02 giugno 2020   Articoli

Il corridoio che evita il Sud

Giuseppe Coco - Corriere del Mezzogiorno

Giuseppe Coco - Professore di economia politica

Nei giorni scorsi la Commissione europea ha pubblicato un rapporto sull’impatto del virus sul turismo in Europa. Come ci si poteva immaginare L’Italia è uno dei paesi più colpiti. Il turismo pesa in Italia per il 13% sul PIL e per il 15% sulla occupazione. In termini di valore aggiungo aggregato ci supera solo la Germania (per le dimensioni); in percentuale pochissimi paesi a vocazione turistica. 

E’ evidente che dobbiamo elaborare una strategia per l’Italia e se possibile anche per le diverse zone. Lo stesso Rapporto cataloga le ripartizioni territoriali secondo diversi livelli di vulnerabilità da turismo, essenzialmente sulla base della intensità e della stagionalità. Tutto il Centro Italia è nella massima categoria di vulnerabilità. Al sud lo sono Gargano, Salento, Materano, Campania meridionale, quasi tutta la Calabria (tranne la provincia di Reggio) tre province rilevanti della Sicilia, (Catania, Palermo, Ragusa) e la Sardegna.

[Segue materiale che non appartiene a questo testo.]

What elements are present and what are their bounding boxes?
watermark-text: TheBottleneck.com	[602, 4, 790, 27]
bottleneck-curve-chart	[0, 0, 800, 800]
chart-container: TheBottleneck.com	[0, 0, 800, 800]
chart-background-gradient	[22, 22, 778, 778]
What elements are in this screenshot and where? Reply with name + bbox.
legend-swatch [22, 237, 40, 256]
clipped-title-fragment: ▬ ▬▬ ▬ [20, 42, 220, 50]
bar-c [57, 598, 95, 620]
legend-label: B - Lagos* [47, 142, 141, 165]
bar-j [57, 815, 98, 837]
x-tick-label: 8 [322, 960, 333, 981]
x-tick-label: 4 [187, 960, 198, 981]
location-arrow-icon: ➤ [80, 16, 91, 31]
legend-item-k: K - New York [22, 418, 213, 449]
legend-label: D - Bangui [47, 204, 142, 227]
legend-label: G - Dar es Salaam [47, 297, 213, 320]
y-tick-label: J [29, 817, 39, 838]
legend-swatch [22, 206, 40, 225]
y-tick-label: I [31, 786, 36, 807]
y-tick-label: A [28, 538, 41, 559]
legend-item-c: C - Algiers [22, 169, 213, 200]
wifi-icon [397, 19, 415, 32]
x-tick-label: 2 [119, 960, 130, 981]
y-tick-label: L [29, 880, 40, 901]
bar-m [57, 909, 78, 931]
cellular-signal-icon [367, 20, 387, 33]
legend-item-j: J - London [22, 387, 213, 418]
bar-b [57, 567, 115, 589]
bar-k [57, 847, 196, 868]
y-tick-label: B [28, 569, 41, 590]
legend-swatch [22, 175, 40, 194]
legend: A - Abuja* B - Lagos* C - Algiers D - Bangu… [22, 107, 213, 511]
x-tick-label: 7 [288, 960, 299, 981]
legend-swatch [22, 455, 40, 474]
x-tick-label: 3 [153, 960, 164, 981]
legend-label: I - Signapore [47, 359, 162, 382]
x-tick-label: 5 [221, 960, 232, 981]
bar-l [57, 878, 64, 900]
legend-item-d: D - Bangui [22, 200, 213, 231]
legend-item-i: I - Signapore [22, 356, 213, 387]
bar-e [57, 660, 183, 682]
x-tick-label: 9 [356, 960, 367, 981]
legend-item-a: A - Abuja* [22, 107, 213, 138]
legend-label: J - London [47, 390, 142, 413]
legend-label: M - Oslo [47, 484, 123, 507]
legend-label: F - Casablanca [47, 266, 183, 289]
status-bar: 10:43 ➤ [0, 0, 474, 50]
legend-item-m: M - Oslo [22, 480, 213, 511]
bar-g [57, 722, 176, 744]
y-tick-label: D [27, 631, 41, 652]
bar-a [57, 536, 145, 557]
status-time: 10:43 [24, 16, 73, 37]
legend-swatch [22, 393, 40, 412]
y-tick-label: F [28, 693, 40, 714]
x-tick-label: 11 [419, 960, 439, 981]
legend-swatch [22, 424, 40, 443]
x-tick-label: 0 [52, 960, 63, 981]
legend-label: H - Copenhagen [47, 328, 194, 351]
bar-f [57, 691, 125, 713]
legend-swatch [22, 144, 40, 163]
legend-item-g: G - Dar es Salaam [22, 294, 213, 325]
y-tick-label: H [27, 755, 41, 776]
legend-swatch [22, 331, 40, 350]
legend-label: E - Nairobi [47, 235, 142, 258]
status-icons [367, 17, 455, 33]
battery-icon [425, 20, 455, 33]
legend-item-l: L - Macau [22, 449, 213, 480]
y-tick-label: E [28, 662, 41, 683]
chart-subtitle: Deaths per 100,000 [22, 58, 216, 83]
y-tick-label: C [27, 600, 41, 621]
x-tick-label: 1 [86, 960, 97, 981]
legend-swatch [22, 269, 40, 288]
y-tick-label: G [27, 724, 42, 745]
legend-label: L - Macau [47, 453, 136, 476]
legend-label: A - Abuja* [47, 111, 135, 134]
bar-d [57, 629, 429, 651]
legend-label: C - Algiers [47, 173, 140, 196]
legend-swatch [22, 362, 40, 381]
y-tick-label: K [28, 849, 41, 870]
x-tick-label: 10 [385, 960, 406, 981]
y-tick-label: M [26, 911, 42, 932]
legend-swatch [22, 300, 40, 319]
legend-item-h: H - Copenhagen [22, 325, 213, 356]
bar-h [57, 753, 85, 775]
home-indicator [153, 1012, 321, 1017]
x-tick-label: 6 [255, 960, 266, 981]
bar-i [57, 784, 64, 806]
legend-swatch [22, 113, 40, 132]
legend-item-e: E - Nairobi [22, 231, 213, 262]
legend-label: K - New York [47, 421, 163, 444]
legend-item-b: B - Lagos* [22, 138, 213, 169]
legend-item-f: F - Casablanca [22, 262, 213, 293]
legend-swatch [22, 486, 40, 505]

Da questi dati possiamo far partire una riflessione sui nostri interessi nazionali a fronte dell’emergenza. La prima conseguenza è che pochi paesi sono più interessati del nostro ad una riapertura ordinata dei confini nazionali e ad una ripartenza dei collegamenti di trasporto tra paesi. E’ altresì chiaro che questo non può avvenire in assenza di controlli e protocolli precisi per la sicurezza. Tuttavia bisogna anche vigilare a livello europeo che le limitazioni allo spostamento non abbiano carattere strumentale.

Il secondo grosso rischio da evitare è quello che si creino le cosidette Travel Bubbles, zone di libero transito caratterizzate da una scarsa presenza del virus. In pratica si tratta di gruppi di paesi che riconoscono reciprocamente la relativa sicurezza dei viaggi e creano canali preferenziali (o esclusivi) tra di essi. Esistono certamente discussioni tra paesi europei meno colpiti dall’epidemia. Una ipotesi di una simile zona formulata dall’Economist è di fatto un corridoio che dai paesi scandinavi (eccetto la Svezia) arriva alla Grecia attraverso i paesi dell’Europa centrale, tra cui la Germania, e quella balcanica. Si tratterebbe di una ipotesi catastrofica per l’Italia e per quella meridionale in particolare. Se infatti Roma e Firenze non sono replicabili e si può star certi che il turismo tornerà, non si può dire lo stesso delle spiagge del sud. Una volta rimpiazzate dalle coste dell’adriatico orientale e della Grecia sarà difficile riconquistare i turisti.

Da questo punto di vista non è stato molto lungimirante accomunare il Mezzogiorno d’Italia, una delle regioni in Europa in cui il contagio ha avuto i tassi più bassi, al settentrione. Non aiuta l’abitudine di presentare dati sui contagi e la mortalità a livello nazionale, che è presente in tutti i paesi europei. Ovvero ha senso se si parla del Belgio ma non dell’Italia o della Germania.

Non aiuta anche la retorica allarmista di molte autorità locali, che danno una perenne impressione di regioni sull’orlo di una recrudescenza della emergenza sanitaria. Al contrario si tratta di cominciare a raccogliere e pubblicizzare l’evidenza sullo stato reale del contagio nelle diverse regioni, con la coscienza che l’informazione che trasmettiamo avrà una influenza duratura sulla nostra performance non solo quest’anno. Il rigore quindi è utile se genera comportamenti adeguati. Non se trasmette all’esterno la sensazione che la popolazione sia irresponsabile e che avremo certamente una seconda ondata di contagi. Chi penserebbe di tornare a villeggiare in una regione del genere?

Infine, se ha senso enfatizzare le diversità tra regioni, ha anche senso cogliere l’occasione per riflettere sulla assurdità di alcuni dei confini regionali tra comunità che chiaramente appartengono alla stessa area sia economica che sociale, e in moltissimi casi anche storica e culturale. Spostarsi da Altamura a Matera o da Vasto a Termoli ad esempio è ancora complesso e bisogna dichiarare di conoscere le ordinanze dei Presidenti di Regione, che in questi mesi di certo non sono stati silenti. Non mi pare una buona organizzazione dei poteri sul territorio.